The Band Rotunda was written by Baxter while on a Burns Fellowship in Dunedin, which indicates that Burns may have more to answer for than the bastards with whom he populated the Scottish lowlands. Baxter's Dunedin guru, Patrick Carey, once told James K., on James K.'s own account, that "the play is a fiction", and this wise lesson has been well learnt in The Band Rotunda. There can have been few plays written in New Zealand with so small an admixture of reality. Because Baxter believes that there is "not enough language in modern plays", which are "too bureaucratic" (the New Left theory of dramatic criticism), there is no action whatever in Act II, which consists of seven consecutive alcoholic monologues relieved by one arrest, a song ("influenced by Brendan Behan", according to Baxter - it certainly has no dramatic point), and culminating in an alchoholic death like a good Trotskyist at rehearsal).

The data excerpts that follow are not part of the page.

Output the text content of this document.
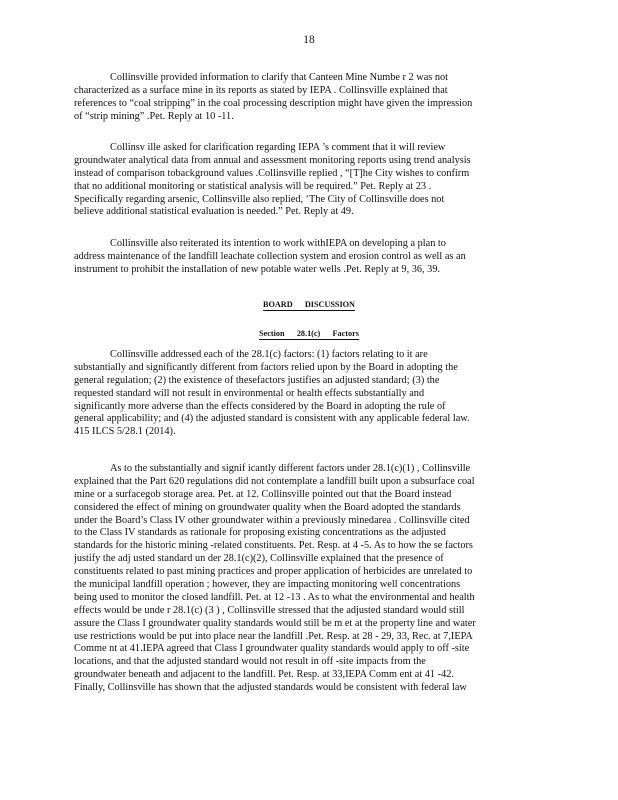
18
Collinsville provided information to clarify that Canteen Mine Numbe r 2 was not
characterized as a surface mine in its reports as stated by IEPA . Collinsville explained that
references to “coal stripping” in the coal processing description might have given the impression
of “strip mining” .Pet. Reply at 10 -11.
Collinsv ille asked for clarification regarding IEPA ’s comment that it will review
groundwater analytical data from annual and assessment monitoring reports using trend analysis
instead of comparison tobackground values .Collinsville replied , “[T]he City wishes to confirm
that no additional monitoring or statistical analysis will be required.” Pet. Reply at 23 .
Specifically regarding arsenic, Collinsville also replied, ‘The City of Collinsville does not
believe additional statistical evaluation is needed.” Pet. Reply at 49.
Collinsville also reiterated its intention to work withIEPA on developing a plan to
address maintenance of the landfill leachate collection system and erosion control as well as an
instrument to prohibit the installation of new potable water wells .Pet. Reply at 9, 36, 39.
BOARD      DISCUSSION
Section      28.1(c)      Factors
Collinsville addressed each of the 28.1(c) factors: (1) factors relating to it are
substantially and significantly different from factors relied upon by the Board in adopting the
general regulation; (2) the existence of thesefactors justifies an adjusted standard; (3) the
requested standard will not result in environmental or health effects substantially and
significantly more adverse than the effects considered by the Board in adopting the rule of
general applicability; and (4) the adjusted standard is consistent with any applicable federal law.
415 ILCS 5/28.1 (2014).
As to the substantially and signif icantly different factors under 28.1(c)(1) , Collinsville
explained that the Part 620 regulations did not contemplate a landfill built upon a subsurface coal
mine or a surfacegob storage area. Pet. at 12. Collinsville pointed out that the Board instead
considered the effect of mining on groundwater quality when the Board adopted the standards
under the Board’s Class IV other groundwater within a previously minedarea . Collinsville cited
to the Class IV standards as rationale for proposing existing concentrations as the adjusted
standards for the historic mining -related constituents. Pet. Resp. at 4 -5. As to how the se factors
justify the adj usted standard un der 28.1(c)(2), Collinsville explained that the presence of
constituents related to past mining practices and proper application of herbicides are unrelated to
the municipal landfill operation ; however, they are impacting monitoring well concentrations
being used to monitor the closed landfill. Pet. at 12 -13 . As to what the environmental and health
effects would be unde r 28.1(c) (3 ) , Collinsville stressed that the adjusted standard would still
assure the Class I groundwater quality standards would still be m et at the property line and water
use restrictions would be put into place near the landfill .Pet. Resp. at 28 - 29, 33, Rec. at 7,IEPA
Comme nt at 41.IEPA agreed that Class I groundwater quality standards would apply to off -site
locations, and that the adjusted standard would not result in off -site impacts from the
groundwater beneath and adjacent to the landfill. Pet. Resp. at 33,IEPA Comm ent at 41 -42.
Finally, Collinsville has shown that the adjusted standards would be consistent with federal law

The first act is technically so competent and says so little that I suspect Patrick Carey must have written most of it. Apart from the miserable hymn singing, which would disgrace a Jehovah's Witness congregation whose choir leader had endured a forcible blood transfusion, the acting is first rate and the stage action is so straight forward that not even the producer has been able to reorganise it. If the story-line had been at all coherent, or something else happened besides the introduction of the major characters, it might have had the makings of a play good enough for NZBC Television to reject. As it is, rewritten in the narrative prose style of Sylvia Ashton-Warner's latest novel it would be just bad enough to win a Listener short story competition. All one can say is that the chaos of the play's story-line symbolises the chaos of humanity without Christ, the Church and the Resurrection. Both are exactly pointless. In the face of the complete absurdity of the total despair of secular man, all one can do is echo Snowy's words, when he challenges the empty formulas and spiritual cliches of the Salvation Army : "Abraham begat Isaac; and Isaac begat Jacob; and Jacob begat Judas and his brethren; and Judas begat Phares and Zara of Thamar; and Phares begat Esrom; and Esrom begat Arom". This is indeed the word of God to man in our time, and, if The Band Rotunda says nothing else (and it does), this is its most vital message.